A Beijing taxi driver zooms past. From Flickr/borisvanhoytema


I was cold, and I was wet – having waited for a taxi home for about an hour. And despite my interest in the subject, I somehow took little solace in the fact that getting soaked was the failure of a complex adaptive system. After the closing plenary of the 2nd Global Symposium on Health Systems Research in Beijing, the skies opened up. And as the afternoon progressed to evening, the rain turned to sleet, and eventually even snow. Many people were heading to the airport to head home after the conference, and yet they couldn’t get a taxi. I was lucky that I wasn’t in a rush to get to the airport, but I was among the wandering masses, traipsing through the streets against the rain and wind trying to get back to my hotel, bemused that taxis were in such short supply when demand was clearly at its highest.

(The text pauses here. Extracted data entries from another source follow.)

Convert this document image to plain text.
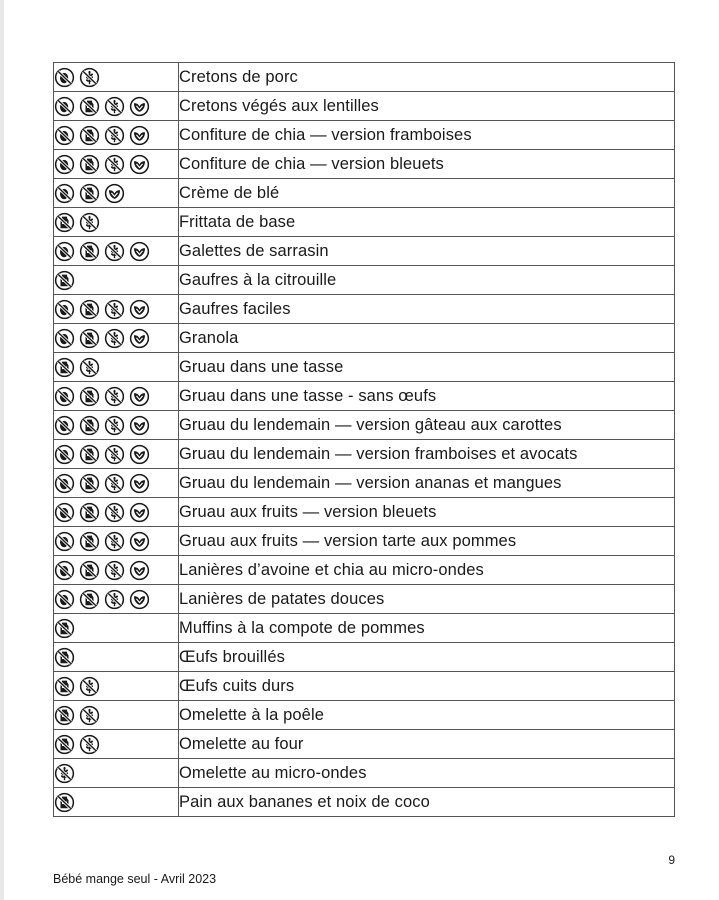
	Cretons de porc

	Cretons végés aux lentilles

	Confiture de chia — version framboises

	Confiture de chia — version bleuets

	Crème de blé

	Frittata de base

	Galettes de sarrasin

	Gaufres à la citrouille

	Gaufres faciles

	Granola

	Gruau dans une tasse

	Gruau dans une tasse - sans œufs

	Gruau du lendemain — version gâteau aux carottes

	Gruau du lendemain — version framboises et avocats

	Gruau du lendemain — version ananas et mangues

	Gruau aux fruits — version bleuets

	Gruau aux fruits — version tarte aux pommes

	Lanières d’avoine et chia au micro-ondes

	Lanières de patates douces

	Muffins à la compote de pommes

	Œufs brouillés

	Œufs cuits durs

	Omelette à la poêle

	Omelette au four

	Omelette au micro-ondes

	Pain aux bananes et noix de coco
9
Bébé mange seul - Avril 2023
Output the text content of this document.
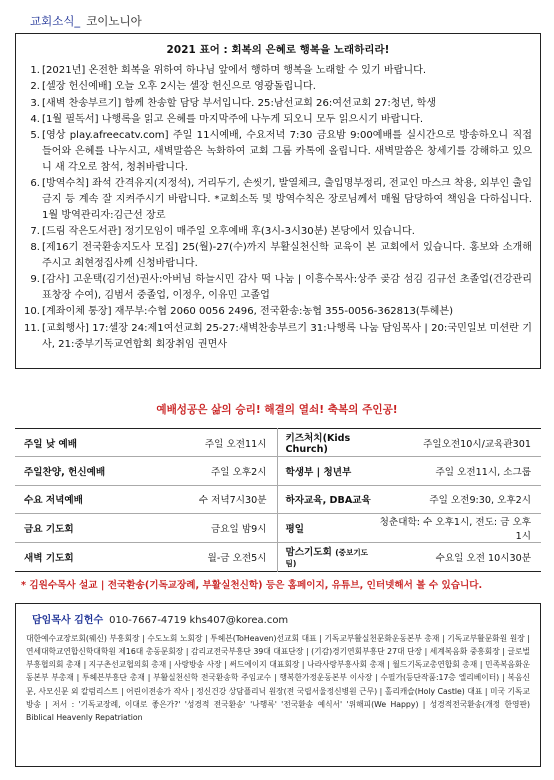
교회소식_ 코이노니아
2021 표어 : 회복의 은혜로 행복을 노래하리라!
1. [2021년] 온전한 회복을 위하여 하나님 앞에서 행하며 행복을 노래할 수 있기 바랍니다.
2. [셀장 헌신예배] 오늘 오후 2시는 셀장 헌신으로 영광돌립니다.
3. [새벽 찬송부르기] 함께 찬송할 담당 부서입니다. 25:남선교회 26:여선교회 27:청년, 학생
4. [1월 필독서] 나행록을 읽고 은혜를 마지막주에 나누게 되오니 모두 읽으시기 바랍니다.
5. [영상 play.afreecatv.com] 주일 11시예배, 수요저녁 7:30 금요밤 9:00예배를 실시간으로 방송하오니 직접 들어와 은혜를 나누시고, 새벽말씀은 녹화하여 교회 그룹 카톡에 올립니다. 새벽말씀은 창세기를 강해하고 있으니 새 각오로 참석, 청취바랍니다.
6. [방역수칙] 좌석 간격유지(지정석), 거리두기, 손씻기, 발열체크, 출입명부정리, 전교인 마스크 착용, 외부인 출입금지 등 계속 잘 지켜주시기 바랍니다. *교회소독 및 방역수칙은 장로님께서 매월 담당하여 책임을 다하십니다. 1월 방역관리자:김근선 장로
7. [드림 작은도서관] 정기모임이 매주일 오후예배 후(3시-3시30분) 본당에서 있습니다.
8. [제16기 전국환송지도사 모집] 25(월)-27(수)까지 부활실천신학 교육이 본 교회에서 있습니다. 홍보와 소개해 주시고 최현정집사께 신청바랍니다.
9. [감사] 고운택(김기선)권사:아버님 하늘시민 감사 떡 나눔 | 이흥수목사:상주 곶감 섬김 김규선 초졸업(건강관리 표창장 수여), 김범서 중졸업, 이정우, 이유민 고졸업
10. [계좌이체 통장] 재무부:수협 2060 0056 2496, 전국환송:농협 355-0056-362813(투헤븐)
11. [교회행사] 17:셀장 24:제1여선교회 25-27:새벽찬송부르기 31:나행록 나눔 담임목사 | 20:국민일보 미션란 기사, 21:중부기독교연합회 회장취임 권면사
예배성공은 삶의 승리! 해결의 열쇠! 축복의 주인공!
주일 낮 예배	주일 오전11시	키즈처치(Kids Church)	주일오전10시/교육관301
주일찬양, 헌신예배	주일 오후2시	학생부 | 청년부	주일 오전11시, 소그룹
수요 저녁예배	수 저녁7시30분	하자교육, DBA교육	주일 오전9:30, 오후2시
금요 기도회	금요일 밤9시	평일	청춘대학: 수 오후1시, 전도: 금 오후1시
새벽 기도회	월-금 오전5시	맘스기도회 (중보기도팀)	수요일 오전 10시30분
* 김원수목사 설교 | 전국환송(기독교장례, 부활실천신학) 등은 홈페이지, 유튜브, 인터넷해서 볼 수 있습니다.
담임목사 김헌수 010-7667-4719 khs407@korea.com
대한예수교장로회(웨신) 부흥회장 | 수도노회 노회장 | 투헤븐(ToHeaven)선교회 대표 | 기독교부활실천문화운동본부 총재 | 기독교부활문화원 원장 | 연세대학교연합신학대학원 제16대 총동문회장 | 감리교전국부흥단 39대 대표단장 | (기감)경기연회부흥단 27대 단장 | 세계복음화 중흥회장 | 글로벌부흥협의회 총재 | 지구촌선교협의회 총재 | 사랑방송 사장 | 써드에이지 대표회장 | 나라사랑부흥사회 총재 | 월드기독교총연합회 총재 | 민족복음화운동본부 부총재 | 투헤븐부흥단 총재 | 부활실천신학 전국환송학 주임교수 | 행복한가정운동본부 이사장 | 수필가(등단작품:17층 엘리베이터) | 복음신문, 사모신문 외 칼럼리스트 | 어린이전송가 작사 | 정신건강 상담플리닉 원장(전 국립서울정신병원 근무) | 홀리캐슬(Holy Castle) 대표 | 미국 기독교방송 | 저서 : '기독교장례, 이대로 좋은가?' '성경적 전국환송' '나행록' '전국환송 예식서' '위해피(We Happy) | 성경적전국환송(개정 한영판) Biblical Heavenly Repatriation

At one level, in a city of more than 20 million people, it’s easy to imagine that if suddenly a million plus people no longer desire to walk from point A to point B, that the traffic system must absorb a sudden tide of passengers. In this case, the metro continued, and the busses were running smoothly, and they likely bore the brunt of the increased traffic. Taxis, on the other hand, were particularly scarce.

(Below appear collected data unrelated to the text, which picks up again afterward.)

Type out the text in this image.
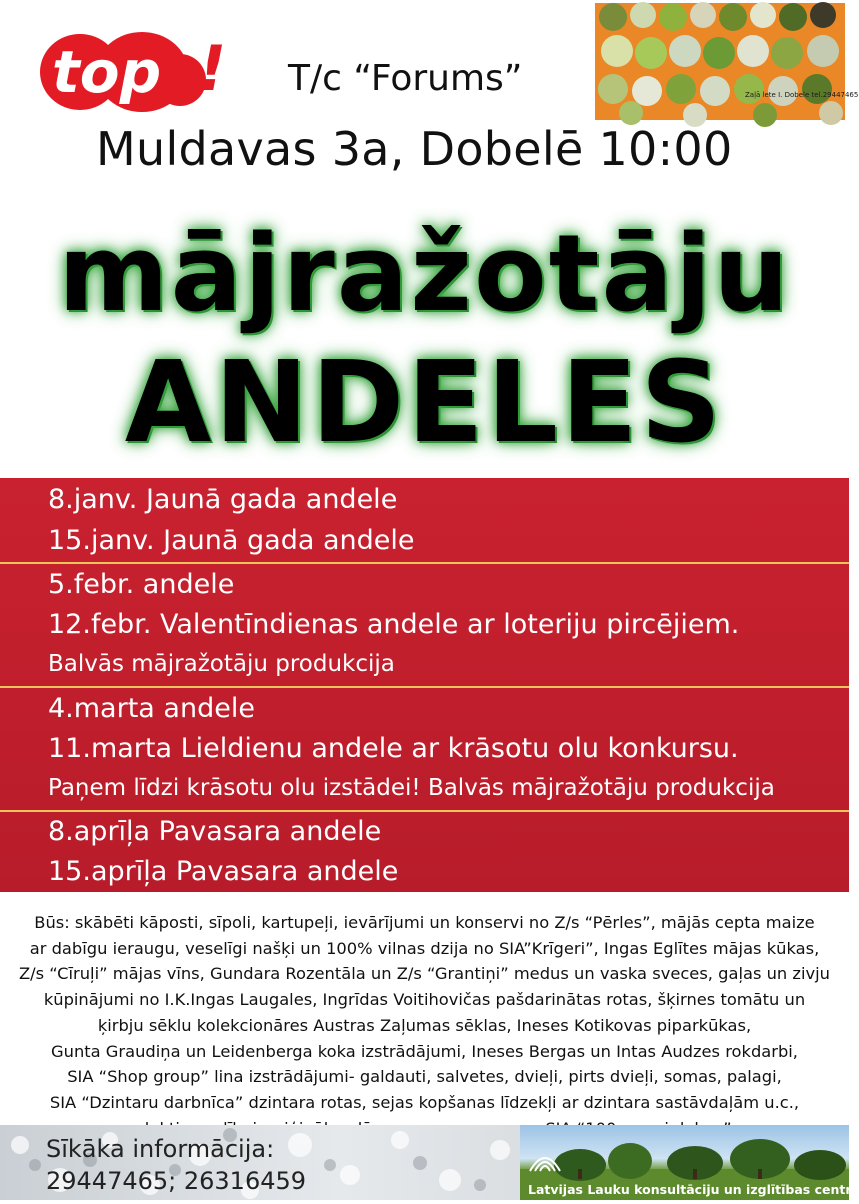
top !	Zaļā lete I. Dobele tel.29447465
T/c “Forums”
Muldavas 3a, Dobelē 10:00
mājražotāju
ANDELES
8.janv. Jaunā gada andele
15.janv. Jaunā gada andele
5.febr. andele
12.febr. Valentīndienas andele ar loteriju pircējiem.
Balvās mājražotāju produkcija
4.marta andele
11.marta Lieldienu andele ar krāsotu olu konkursu.
Paņem līdzi krāsotu olu izstādei! Balvās mājražotāju produkcija
8.aprīļa Pavasara andele
15.aprīļa Pavasara andele
Būs: skābēti kāposti, sīpoli, kartupeļi, ievārījumi un konservi no Z/s “Pērles”, mājās cepta maize
ar dabīgu ieraugu, veselīgi našķi un 100% vilnas dzija no SIA”Krīgeri”, Ingas Eglītes mājas kūkas,
Z/s “Cīruļi” mājas vīns, Gundara Rozentāla un Z/s “Grantiņi” medus un vaska sveces, gaļas un zivju
kūpinājumi no I.K.Ingas Laugales, Ingrīdas Voitihovičas pašdarinātas rotas, šķirnes tomātu un
ķirbju sēklu kolekcionāres Austras Zaļumas sēklas, Ineses Kotikovas piparkūkas,
Gunta Graudiņa un Leidenberga koka izstrādājumi, Ineses Bergas un Intas Audzes rokdarbi,
SIA “Shop group” lina izstrādājumi- galdauti, salvetes, dvieļi, pirts dvieļi, somas, palagi,
SIA “Dzintaru darbnīca” dzintara rotas, sejas kopšanas līdzekļi ar dzintara sastāvdaļām u.c.,
Sīkāka informācija:
29447465; 26316459	Latvijas Lauku konsultāciju un izglītības centrs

Later, someone explained to me (and this is second-hand knowledge, I haven’t checked Beijing city policy so please correct me if I’m wrong!) that in order to keep Beijing taxi drivers in check, they made the drivers themselves directly responsible for the costs associated with an accident.  That may help keep speeding and reckless driving to a minimum when the skys are blue(ish -- it is Beijing after all), but when it comes to driving in more difficult road conditions, when demand is at its peak, in means that taxi drivers make something of a different economic calculation and stay off the roads. Talk about unintended consequences.

But the local transport system was not the only complex adaptive system (CAS) on show here in Beijing. As a PhD student who is currently grappling with understanding Uganda’s complex health workforce dynamics for my dissertation research, I was unsure what to expect to hear about complex adaptive systems (CAS) at the 2nd Global Symposium on HSR.  I was fortunate to have participated in the 1st Global Symposium on HSR in Montreux in 2010, which included a handful of discussions on this topic.  In Montreux, the discourse was focused on conceptualizing CAS and systems thinking, asking what it they are and why should we apply them in health systems research.

The discourse in Beijing this week has been quite different. Yes, there are still questions on CAS terminology, theoretical underpinnings, and, to some extent, the rationale of using CAS in health systems research.  But there is a noticeable shift towards building the evidence, refining and adapting methods and tools to study health systems through a CAS lens, and moving from theory to practice. 

For example, David Peters chaired a session on the last day of the conference where colleagues from Uganda, China, JHSPH, and IDS presented their work on CAS – ranging from country-level research on CAS, to reviews of the non-health literature, and to computer simulations.  The launch of the recent Health Policy and Planning supplement on Systems Thinking highlights additional interesting case studies and reviews, including an analysis of FHS projects in Bangladesh, Uganda, and China through the lens of the Develop-Distort Dilemma. Applications of methods such as social network analysis to policy and health systems networks have also been presented. Several poster presentations (including my own presenting preliminary findings on local system adaptations in the management of dual practice in Uganda) also focused on using a CAS lens to explore and evaluate health systems issues. 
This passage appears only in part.